China Research Seminar Series talk given by Dr Erling Agøy, Needham Research Institute, Cambridge

Pre-modern farmers across the world feared that droughts, floods or other poor weather would ruin their harvests. With these worries, they were anxious to predict the coming year’s weather. In Late Imperial China, these farmers would closely observe the stars, snows, thunder, frosts, sunshine, winds, birds, flowers and a host of other natural phenomena, as these – according to their time of observance – could all be used to predict weather conditions. Pre-modern weather prognostications were closely related to local popular cultures and systems of thought.

This talk will approach the topic from the writings on weather prognostications by the people living in the climatically unstable Early Qing period (1644-1722). Where do we find records of weather prognostications in these years? Who used them? Were they the same people who recorded them? How great were the differences in weather prognostication methods within the climatically diverse Manchu-Chinese empire – did people in China’s North and South predict the harvest in the same way?

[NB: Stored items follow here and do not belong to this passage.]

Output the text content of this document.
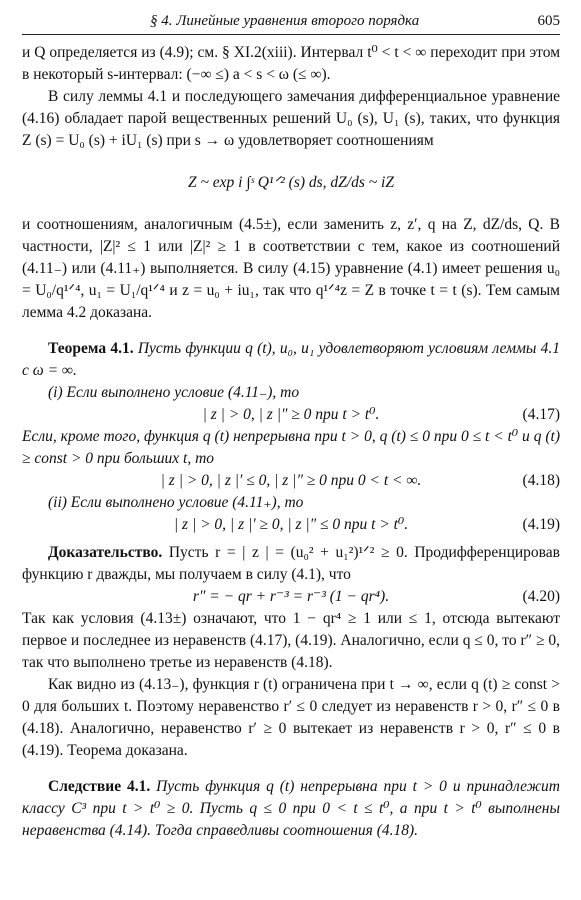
§ 4. Линейные уравнения второго порядка	605

и Q определяется из (4.9); см. § XI.2(xiii). Интервал t⁰ < t < ∞ переходит при этом в некоторый s-интервал: (−∞ ≤) a < s < ω (≤ ∞).

В силу леммы 4.1 и последующего замечания дифференциальное уравнение (4.16) обладает парой вещественных решений U₀ (s), U₁ (s), таких, что функция Z (s) = U₀ (s) + iU₁ (s) при s → ω удовлетворяет соотношениям

Z ~ exp i ∫ˢ Q¹ᐟ² (s) ds, dZ/ds ~ iZ

и соотношениям, аналогичным (4.5±), если заменить z, z′, q на Z, dZ/ds, Q. В частности, |Z|² ≤ 1 или |Z|² ≥ 1 в соответствии с тем, какое из соотношений (4.11₋) или (4.11₊) выполняется. В силу (4.15) уравнение (4.1) имеет решения u₀ = U₀/q¹ᐟ⁴, u₁ = U₁/q¹ᐟ⁴ и z = u₀ + iu₁, так что q¹ᐟ⁴z = Z в точке t = t (s). Тем самым лемма 4.2 доказана.

Теорема 4.1. Пусть функции q (t), u₀, u₁ удовлетворяют условиям леммы 4.1 с ω = ∞.

(i) Если выполнено условие (4.11₋), то

| z | > 0, | z |″ ≥ 0 при t > t⁰.	(4.17)

Если, кроме того, функция q (t) непрерывна при t > 0, q (t) ≤ 0 при 0 ≤ t < t⁰ и q (t) ≥ const > 0 при больших t, то

| z | > 0, | z |′ ≤ 0, | z |″ ≥ 0 при 0 < t < ∞.	(4.18)

(ii) Если выполнено условие (4.11₊), то

| z | > 0, | z |′ ≥ 0, | z |″ ≤ 0 при t > t⁰.	(4.19)

Доказательство. Пусть r = | z | = (u₀² + u₁²)¹ᐟ² ≥ 0. Продифференцировав функцию r дважды, мы получаем в силу (4.1), что

r″ = − qr + r⁻³ = r⁻³ (1 − qr⁴).	(4.20)

Так как условия (4.13±) означают, что 1 − qr⁴ ≥ 1 или ≤ 1, отсюда вытекают первое и последнее из неравенств (4.17), (4.19). Аналогично, если q ≤ 0, то r″ ≥ 0, так что выполнено третье из неравенств (4.18).

Как видно из (4.13₋), функция r (t) ограничена при t → ∞, если q (t) ≥ const > 0 для больших t. Поэтому неравенство r′ ≤ 0 следует из неравенств r > 0, r″ ≤ 0 в (4.18). Аналогично, неравенство r′ ≥ 0 вытекает из неравенств r > 0, r″ ≤ 0 в (4.19). Теорема доказана.

Следствие 4.1. Пусть функция q (t) непрерывна при t > 0 и принадлежит классу C³ при t > t⁰ ≥ 0. Пусть q ≤ 0 при 0 < t ≤ t⁰, а при t > t⁰ выполнены неравенства (4.14). Тогда справедливы соотношения (4.18).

Erling Agøy holds a PhD from the Department of Culture Studies and Oriental languages at the University of Oslo and is currently based at the Needham Research Institute (NRI) in Cambridge as a Soon-Young Kim research fellow. After graduation and before his NRI fellowship Agøy was a Junior Research Fellow at the IKGF, University of Erlangen–Nuremberg, and a senior lecturer teaching Classical Chinese and environmental history in China at the University of Oslo. His research interests encompass Late Imperial China and Chinese environmental history (especially in the 17th-18th centuries), including the impact of climate change on history; adaptation to climatic challenges; historical perceptions of climate; prognostications for weather conditions by farmers and elites; and the history of traditional Chinese meteorology/weather-lore in the transition to modernity (his NRI research topic).